La SAFOR s’articule dorénavant autour de deux
pôles bien distincts, l’ingénierie de formation et la
gestion financière. La lettre de cadrage du Recteur
en date du 25/03, adressée aux cadres de l’Académie,
insiste à plusieurs reprises sur les capacités budgétaires,
déterminantes pour toutes les actions
envisagées. Surtout, le Recteur entend "mobiliser les
moyens disponibles (...) pour guider et appuyer les
établissements dans la compréhension, l’appropriation
et la réalisation des réformes" : socle au collège,
accompagnement personnalisé et enseignement exploratoire
au lycée. La volonté rectorale s’exprime
sans détour : la formation continue (avec les budgets
associés) doit accompagner des réformes
contestées par le plus grand nombre. "Chargés de
mettre en œuvre ces réformes, le chef d’établissement
et ses équipes sont appelés à jouer un rôle décisif"
(courrier du 25/03) : pour l’institution, les équipes
doivent s’approprier les nouvelles directives et réfléchir
localement aux réponses adaptées à l’établissement.

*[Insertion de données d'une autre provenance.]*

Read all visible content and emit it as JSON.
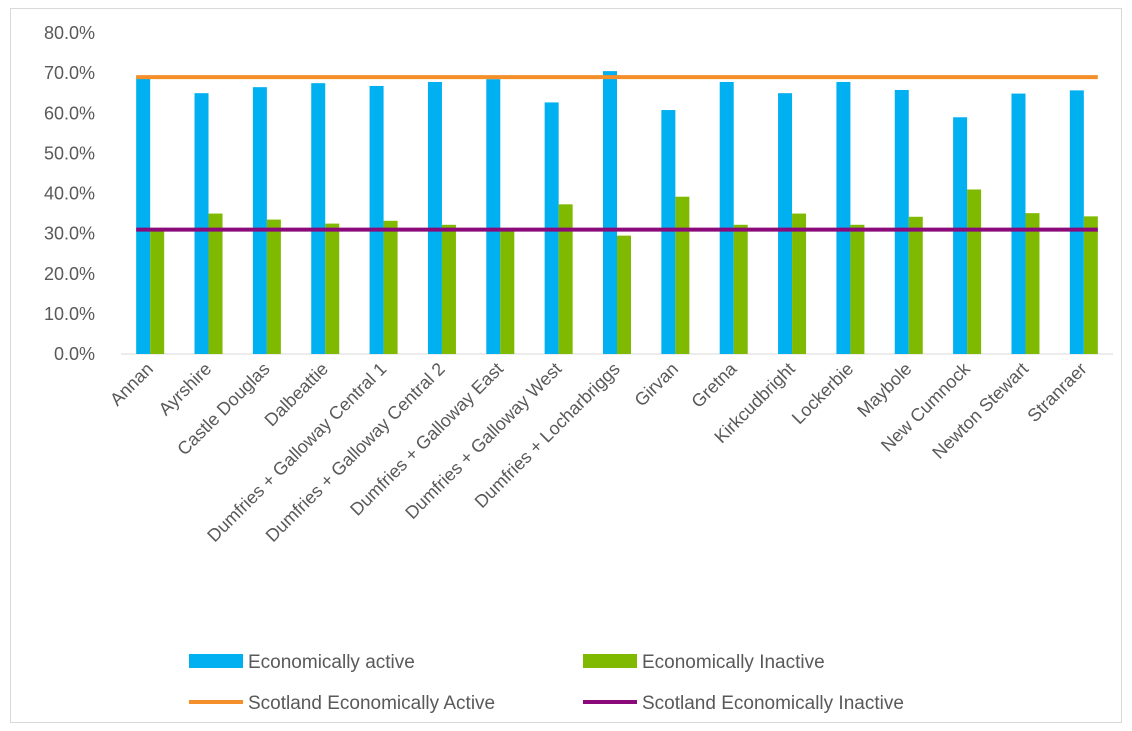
{
  "chart_data": {
    "type": "bar",
    "title": "",
    "xlabel": "",
    "ylabel": "",
    "ylim": [
      0,
      80
    ],
    "y_ticks": [
      "0.0%",
      "10.0%",
      "20.0%",
      "30.0%",
      "40.0%",
      "50.0%",
      "60.0%",
      "70.0%",
      "80.0%"
    ],
    "grid": false,
    "legend_position": "bottom",
    "categories": [
      "Annan",
      "Ayrshire",
      "Castle Douglas",
      "Dalbeattie",
      "Dumfries + Galloway Central 1",
      "Dumfries + Galloway Central 2",
      "Dumfries + Galloway East",
      "Dumfries + Galloway West",
      "Dumfries + Locharbriggs",
      "Girvan",
      "Gretna",
      "Kirkcudbright",
      "Lockerbie",
      "Maybole",
      "New Cumnock",
      "Newton Stewart",
      "Stranraer"
    ],
    "series": [
      {
        "name": "Economically active",
        "type": "bar",
        "color": "#00b0f0",
        "values": [
          69.2,
          65.0,
          66.5,
          67.5,
          66.8,
          67.8,
          68.5,
          62.7,
          70.5,
          60.8,
          67.8,
          65.0,
          67.8,
          65.8,
          59.0,
          64.9,
          65.7
        ]
      },
      {
        "name": "Economically Inactive",
        "type": "bar",
        "color": "#7fba00",
        "values": [
          30.8,
          35.0,
          33.5,
          32.5,
          33.2,
          32.2,
          31.0,
          37.3,
          29.5,
          39.2,
          32.2,
          35.0,
          32.2,
          34.2,
          41.0,
          35.1,
          34.3
        ]
      },
      {
        "name": "Scotland Economically Active",
        "type": "line",
        "color": "#f58f2a",
        "values": [
          69.0,
          69.0,
          69.0,
          69.0,
          69.0,
          69.0,
          69.0,
          69.0,
          69.0,
          69.0,
          69.0,
          69.0,
          69.0,
          69.0,
          69.0,
          69.0,
          69.0
        ]
      },
      {
        "name": "Scotland Economically Inactive",
        "type": "line",
        "color": "#8b0a7a",
        "values": [
          31.0,
          31.0,
          31.0,
          31.0,
          31.0,
          31.0,
          31.0,
          31.0,
          31.0,
          31.0,
          31.0,
          31.0,
          31.0,
          31.0,
          31.0,
          31.0,
          31.0
        ]
      }
    ]
  }
}
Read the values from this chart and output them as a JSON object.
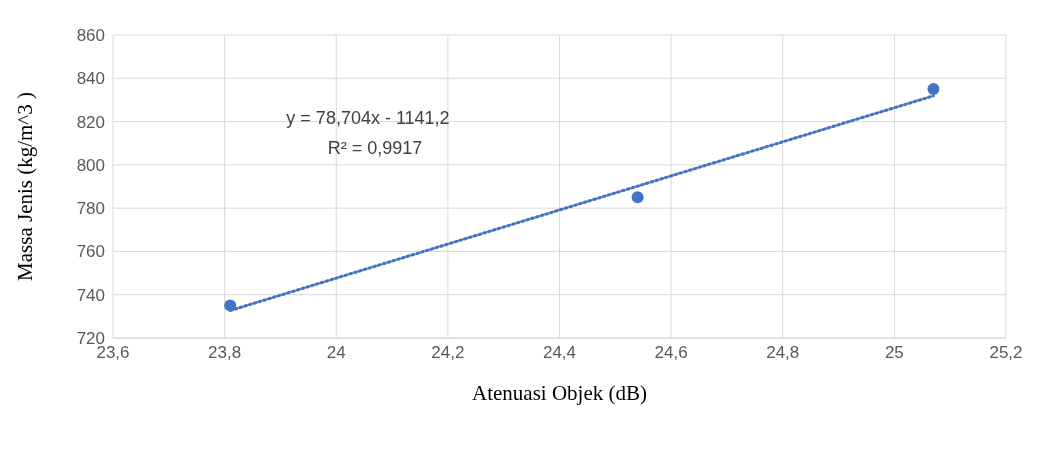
{
  "chart_data": {
    "type": "scatter",
    "xlabel": "Atenuasi Objek (dB)",
    "ylabel": "Massa Jenis (kg/m^3 )",
    "annotations": [
      "y = 78,704x - 1141,2",
      "R² = 0,9917"
    ],
    "series": [
      {
        "color": "#4472c4",
        "x": [
          23.81,
          24.54,
          25.07
        ],
        "values": [
          735,
          785,
          835
        ],
        "marker": "circle"
      },
      {
        "type": "line",
        "color": "#4472c4",
        "x": [
          23.81,
          25.07
        ],
        "values": [
          732.7,
          831.9
        ],
        "marker": "none",
        "line_style": "dotted"
      }
    ],
    "xlim": [
      23.6,
      25.2
    ],
    "xticks": [
      {
        "value": 23.6,
        "label": "23,6"
      },
      {
        "value": 23.8,
        "label": "23,8"
      },
      24,
      {
        "value": 24.2,
        "label": "24,2"
      },
      {
        "value": 24.4,
        "label": "24,4"
      },
      {
        "value": 24.6,
        "label": "24,6"
      },
      {
        "value": 24.8,
        "label": "24,8"
      },
      25,
      {
        "value": 25.2,
        "label": "25,2"
      }
    ],
    "ylim": [
      720,
      860
    ],
    "yticks": [
      720,
      740,
      760,
      780,
      800,
      820,
      840,
      860
    ],
    "grid": true
  }
}
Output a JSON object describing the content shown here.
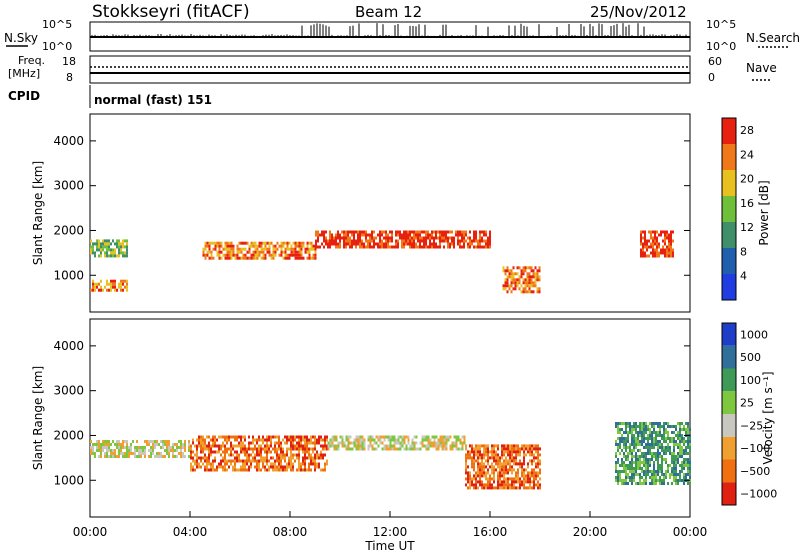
{
  "header": {
    "station": "Stokkseyri (fitACF)",
    "beam": "Beam 12",
    "date": "25/Nov/2012"
  },
  "noise_panel": {
    "left_label": "N.Sky",
    "left_ticks": [
      "10^5",
      "10^0"
    ],
    "right_label": "N.Search",
    "right_ticks": [
      "10^5",
      "10^0"
    ]
  },
  "freq_panel": {
    "left_label_line1": "Freq.",
    "left_label_line2": "[MHz]",
    "left_ticks": [
      "18",
      "8"
    ],
    "right_label": "Nave",
    "right_ticks": [
      "60",
      "0"
    ]
  },
  "cpid": {
    "label": "CPID",
    "value": "normal (fast) 151"
  },
  "chart_data": [
    {
      "type": "heatmap",
      "panel": "power",
      "ylabel": "Slant Range [km]",
      "ylim": [
        180,
        4600
      ],
      "yticks": [
        1000,
        2000,
        3000,
        4000
      ],
      "xlim": [
        0,
        24
      ],
      "colorbar_label": "Power [dB]",
      "colorbar_ticks": [
        "4",
        "8",
        "12",
        "16",
        "20",
        "24",
        "28"
      ],
      "colorbar_colors": [
        "#1f3de0",
        "#1f5fae",
        "#3f8f6a",
        "#6fbf3a",
        "#e8c020",
        "#f07818",
        "#e82010"
      ],
      "echo_bands": [
        {
          "t0": 0.0,
          "t1": 1.5,
          "r0": 1450,
          "r1": 1800,
          "level": 3
        },
        {
          "t0": 0.0,
          "t1": 1.5,
          "r0": 650,
          "r1": 900,
          "level": 5
        },
        {
          "t0": 4.5,
          "t1": 9.0,
          "r0": 1350,
          "r1": 1750,
          "level": 5
        },
        {
          "t0": 9.0,
          "t1": 16.0,
          "r0": 1600,
          "r1": 2000,
          "level": 6
        },
        {
          "t0": 16.5,
          "t1": 18.0,
          "r0": 600,
          "r1": 1200,
          "level": 5
        },
        {
          "t0": 22.0,
          "t1": 23.3,
          "r0": 1400,
          "r1": 2000,
          "level": 6
        }
      ]
    },
    {
      "type": "heatmap",
      "panel": "velocity",
      "ylabel": "Slant Range [km]",
      "ylim": [
        180,
        4600
      ],
      "yticks": [
        1000,
        2000,
        3000,
        4000
      ],
      "xlim": [
        0,
        24
      ],
      "xticks": [
        "00:00",
        "04:00",
        "08:00",
        "12:00",
        "16:00",
        "20:00",
        "00:00"
      ],
      "xlabel": "Time UT",
      "colorbar_label": "Velocity [m s⁻¹]",
      "colorbar_ticks": [
        "1000",
        "500",
        "100",
        "25",
        "−25",
        "−100",
        "−500",
        "−1000"
      ],
      "colorbar_colors": [
        "#1f3ec8",
        "#2f6f9a",
        "#3f9a58",
        "#7ec840",
        "#c8c8c0",
        "#f0a030",
        "#f07010",
        "#e02010"
      ],
      "echo_bands": [
        {
          "t0": 0.0,
          "t1": 4.0,
          "r0": 1550,
          "r1": 1900,
          "level": 4
        },
        {
          "t0": 4.0,
          "t1": 9.5,
          "r0": 1200,
          "r1": 2000,
          "level": 6
        },
        {
          "t0": 9.5,
          "t1": 15.0,
          "r0": 1700,
          "r1": 2000,
          "level": 4
        },
        {
          "t0": 15.0,
          "t1": 18.0,
          "r0": 800,
          "r1": 1800,
          "level": 6
        },
        {
          "t0": 21.0,
          "t1": 24.0,
          "r0": 900,
          "r1": 2300,
          "level": 2
        }
      ]
    }
  ]
}
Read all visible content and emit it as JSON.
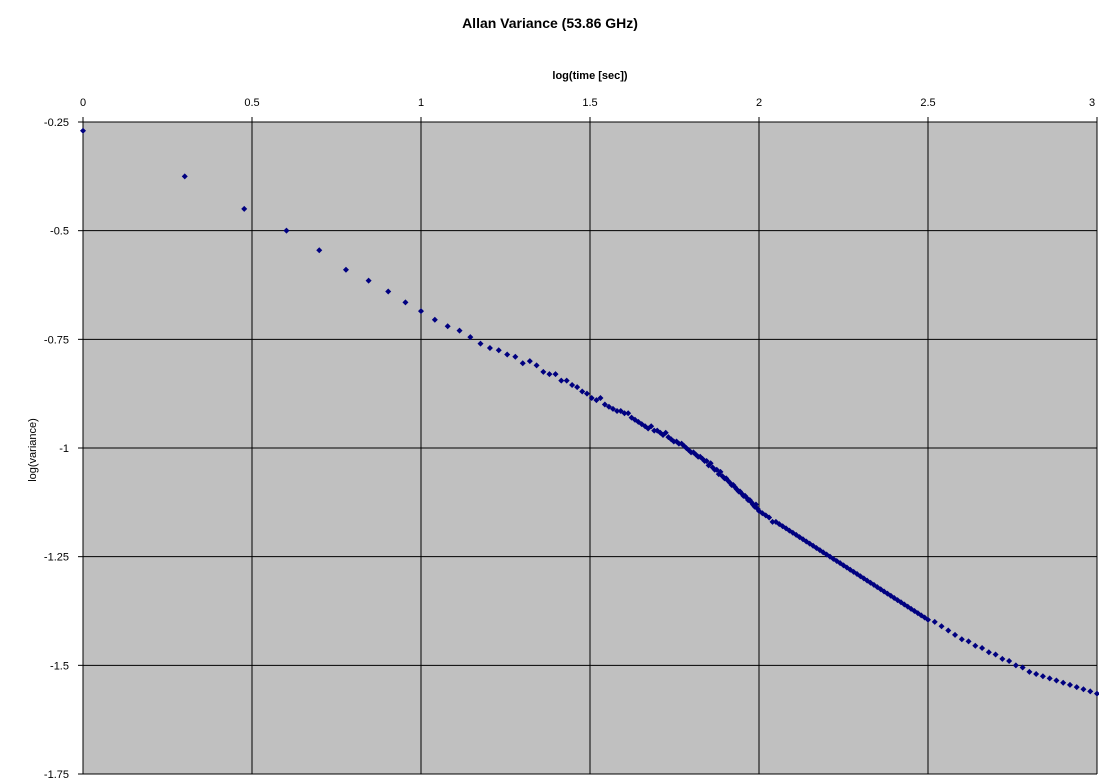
{
  "chart_data": {
    "type": "scatter",
    "title": "Allan Variance (53.86 GHz)",
    "xlabel": "log(time [sec])",
    "ylabel": "log(variance)",
    "xlim": [
      0,
      3
    ],
    "ylim": [
      -1.75,
      -0.25
    ],
    "x_ticks": [
      0,
      0.5,
      1,
      1.5,
      2,
      2.5,
      3
    ],
    "x_tick_labels": [
      "0",
      "0.5",
      "1",
      "1.5",
      "2",
      "2.5",
      "3"
    ],
    "y_ticks": [
      -0.25,
      -0.5,
      -0.75,
      -1,
      -1.25,
      -1.5,
      -1.75
    ],
    "y_tick_labels": [
      "-0.25",
      "-0.5",
      "-0.75",
      "-1",
      "-1.25",
      "-1.5",
      "-1.75"
    ],
    "x_axis_position": "top",
    "grid": true,
    "legend": "none",
    "colors": {
      "plot_background": "#c0c0c0",
      "marker": "#000080",
      "grid": "#000000"
    },
    "series": [
      {
        "marker": "diamond",
        "points": [
          [
            0.0,
            -0.27
          ],
          [
            0.301,
            -0.375
          ],
          [
            0.477,
            -0.45
          ],
          [
            0.602,
            -0.5
          ],
          [
            0.699,
            -0.545
          ],
          [
            0.778,
            -0.59
          ],
          [
            0.845,
            -0.615
          ],
          [
            0.903,
            -0.64
          ],
          [
            0.954,
            -0.665
          ],
          [
            1.0,
            -0.685
          ],
          [
            1.041,
            -0.705
          ],
          [
            1.079,
            -0.72
          ],
          [
            1.114,
            -0.73
          ],
          [
            1.146,
            -0.745
          ],
          [
            1.176,
            -0.76
          ],
          [
            1.204,
            -0.77
          ],
          [
            1.23,
            -0.775
          ],
          [
            1.255,
            -0.785
          ],
          [
            1.279,
            -0.79
          ],
          [
            1.301,
            -0.805
          ],
          [
            1.322,
            -0.8
          ],
          [
            1.342,
            -0.81
          ],
          [
            1.362,
            -0.825
          ],
          [
            1.38,
            -0.83
          ],
          [
            1.398,
            -0.83
          ],
          [
            1.415,
            -0.845
          ],
          [
            1.431,
            -0.845
          ],
          [
            1.447,
            -0.855
          ],
          [
            1.462,
            -0.86
          ],
          [
            1.477,
            -0.87
          ],
          [
            1.491,
            -0.875
          ],
          [
            1.505,
            -0.885
          ],
          [
            1.519,
            -0.89
          ],
          [
            1.531,
            -0.885
          ],
          [
            1.544,
            -0.9
          ],
          [
            1.556,
            -0.905
          ],
          [
            1.568,
            -0.91
          ],
          [
            1.58,
            -0.915
          ],
          [
            1.591,
            -0.915
          ],
          [
            1.602,
            -0.92
          ],
          [
            1.613,
            -0.92
          ],
          [
            1.623,
            -0.93
          ],
          [
            1.633,
            -0.935
          ],
          [
            1.643,
            -0.94
          ],
          [
            1.653,
            -0.945
          ],
          [
            1.663,
            -0.95
          ],
          [
            1.672,
            -0.955
          ],
          [
            1.681,
            -0.95
          ],
          [
            1.69,
            -0.96
          ],
          [
            1.699,
            -0.96
          ],
          [
            1.708,
            -0.965
          ],
          [
            1.716,
            -0.97
          ],
          [
            1.724,
            -0.965
          ],
          [
            1.732,
            -0.975
          ],
          [
            1.74,
            -0.98
          ],
          [
            1.748,
            -0.985
          ],
          [
            1.756,
            -0.985
          ],
          [
            1.763,
            -0.99
          ],
          [
            1.771,
            -0.99
          ],
          [
            1.778,
            -0.995
          ],
          [
            1.785,
            -1.0
          ],
          [
            1.792,
            -1.005
          ],
          [
            1.799,
            -1.01
          ],
          [
            1.806,
            -1.01
          ],
          [
            1.813,
            -1.015
          ],
          [
            1.82,
            -1.02
          ],
          [
            1.826,
            -1.02
          ],
          [
            1.833,
            -1.025
          ],
          [
            1.839,
            -1.03
          ],
          [
            1.845,
            -1.03
          ],
          [
            1.851,
            -1.04
          ],
          [
            1.857,
            -1.035
          ],
          [
            1.863,
            -1.045
          ],
          [
            1.869,
            -1.05
          ],
          [
            1.875,
            -1.05
          ],
          [
            1.881,
            -1.06
          ],
          [
            1.886,
            -1.055
          ],
          [
            1.892,
            -1.065
          ],
          [
            1.898,
            -1.07
          ],
          [
            1.903,
            -1.07
          ],
          [
            1.908,
            -1.075
          ],
          [
            1.914,
            -1.08
          ],
          [
            1.919,
            -1.085
          ],
          [
            1.924,
            -1.085
          ],
          [
            1.929,
            -1.09
          ],
          [
            1.934,
            -1.095
          ],
          [
            1.94,
            -1.1
          ],
          [
            1.944,
            -1.1
          ],
          [
            1.949,
            -1.105
          ],
          [
            1.954,
            -1.11
          ],
          [
            1.959,
            -1.11
          ],
          [
            1.964,
            -1.115
          ],
          [
            1.968,
            -1.12
          ],
          [
            1.973,
            -1.12
          ],
          [
            1.978,
            -1.125
          ],
          [
            1.982,
            -1.13
          ],
          [
            1.987,
            -1.135
          ],
          [
            1.991,
            -1.13
          ],
          [
            1.996,
            -1.14
          ],
          [
            2.0,
            -1.145
          ],
          [
            2.01,
            -1.15
          ],
          [
            2.02,
            -1.155
          ],
          [
            2.03,
            -1.16
          ],
          [
            2.04,
            -1.17
          ],
          [
            2.05,
            -1.17
          ],
          [
            2.06,
            -1.175
          ],
          [
            2.07,
            -1.18
          ],
          [
            2.08,
            -1.185
          ],
          [
            2.09,
            -1.19
          ],
          [
            2.1,
            -1.195
          ],
          [
            2.11,
            -1.2
          ],
          [
            2.12,
            -1.205
          ],
          [
            2.13,
            -1.21
          ],
          [
            2.14,
            -1.215
          ],
          [
            2.15,
            -1.22
          ],
          [
            2.16,
            -1.225
          ],
          [
            2.17,
            -1.23
          ],
          [
            2.18,
            -1.235
          ],
          [
            2.19,
            -1.24
          ],
          [
            2.2,
            -1.245
          ],
          [
            2.21,
            -1.25
          ],
          [
            2.22,
            -1.255
          ],
          [
            2.23,
            -1.26
          ],
          [
            2.24,
            -1.265
          ],
          [
            2.25,
            -1.27
          ],
          [
            2.26,
            -1.275
          ],
          [
            2.27,
            -1.28
          ],
          [
            2.28,
            -1.285
          ],
          [
            2.29,
            -1.29
          ],
          [
            2.3,
            -1.295
          ],
          [
            2.31,
            -1.3
          ],
          [
            2.32,
            -1.305
          ],
          [
            2.33,
            -1.31
          ],
          [
            2.34,
            -1.315
          ],
          [
            2.35,
            -1.32
          ],
          [
            2.36,
            -1.325
          ],
          [
            2.37,
            -1.33
          ],
          [
            2.38,
            -1.335
          ],
          [
            2.39,
            -1.34
          ],
          [
            2.4,
            -1.345
          ],
          [
            2.41,
            -1.35
          ],
          [
            2.42,
            -1.355
          ],
          [
            2.43,
            -1.36
          ],
          [
            2.44,
            -1.365
          ],
          [
            2.45,
            -1.37
          ],
          [
            2.46,
            -1.375
          ],
          [
            2.47,
            -1.38
          ],
          [
            2.48,
            -1.385
          ],
          [
            2.49,
            -1.39
          ],
          [
            2.5,
            -1.395
          ],
          [
            2.52,
            -1.4
          ],
          [
            2.54,
            -1.41
          ],
          [
            2.56,
            -1.42
          ],
          [
            2.58,
            -1.43
          ],
          [
            2.6,
            -1.44
          ],
          [
            2.62,
            -1.445
          ],
          [
            2.64,
            -1.455
          ],
          [
            2.66,
            -1.46
          ],
          [
            2.68,
            -1.47
          ],
          [
            2.7,
            -1.475
          ],
          [
            2.72,
            -1.485
          ],
          [
            2.74,
            -1.49
          ],
          [
            2.76,
            -1.5
          ],
          [
            2.78,
            -1.505
          ],
          [
            2.8,
            -1.515
          ],
          [
            2.82,
            -1.52
          ],
          [
            2.84,
            -1.525
          ],
          [
            2.86,
            -1.53
          ],
          [
            2.88,
            -1.535
          ],
          [
            2.9,
            -1.54
          ],
          [
            2.92,
            -1.545
          ],
          [
            2.94,
            -1.55
          ],
          [
            2.96,
            -1.555
          ],
          [
            2.98,
            -1.56
          ],
          [
            3.0,
            -1.565
          ]
        ]
      }
    ]
  }
}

Tout est dit : aux collègues d’inventer des
mises en œuvre que les promoteurs des réformes
n’ont pas réussi à dégager ! L’audit, évoqué supra,
recommandait d’ailleurs de former les chefs d’établissements
à l’ingénierie de formation, pour développer
notamment les formations de proximité, "outil essentiel
de pilotage de l’établissement". L’intérêt immédiat
de l’établissement serait donc priorisé sur toutes autres
considérations : les stages plus ouverts sur les
théorisations, les recherches universitaires et didactiques
semblent bel et bien menacés dans les prochaines
versions du PAF.

La formation continue des personnels ne peut pas se
limiter aux prescriptions institutionnelles. Le SNES et
la FSU sont porteurs d’une réflexion sur les formations
proposées. Il serait par exemple judicieux d’interroger
régulièrement les collègues pour identifier
les besoins de formation. Les formations doivent surtout
évoquer le cœur du métier : les contenus et les
évolutions disciplinaires, les recherches didactiques,
l’activité des élèves dans le cadre ordinaire de la
classe, l’évolution des publics scolaires accueillis
(leur rapport au travail, à l’autorité...), la gestion de
classe... Nous devons garder la main sur nos métiers
et sur les axes de formation continue.

Nous le redirons au Recteur qui doit très prochainement
présenter un bilan de l’enquête envoyée en
mars sur les boîtes mails de tous les personnels de
l’Académie. Alors qu’à peine plus de 10% des personnels
y auraient répondu, nous serons très vigilants à
la manière d’interpréter cette « phase diagnostic »...
Nous y reviendrons dans nos prochaines publications.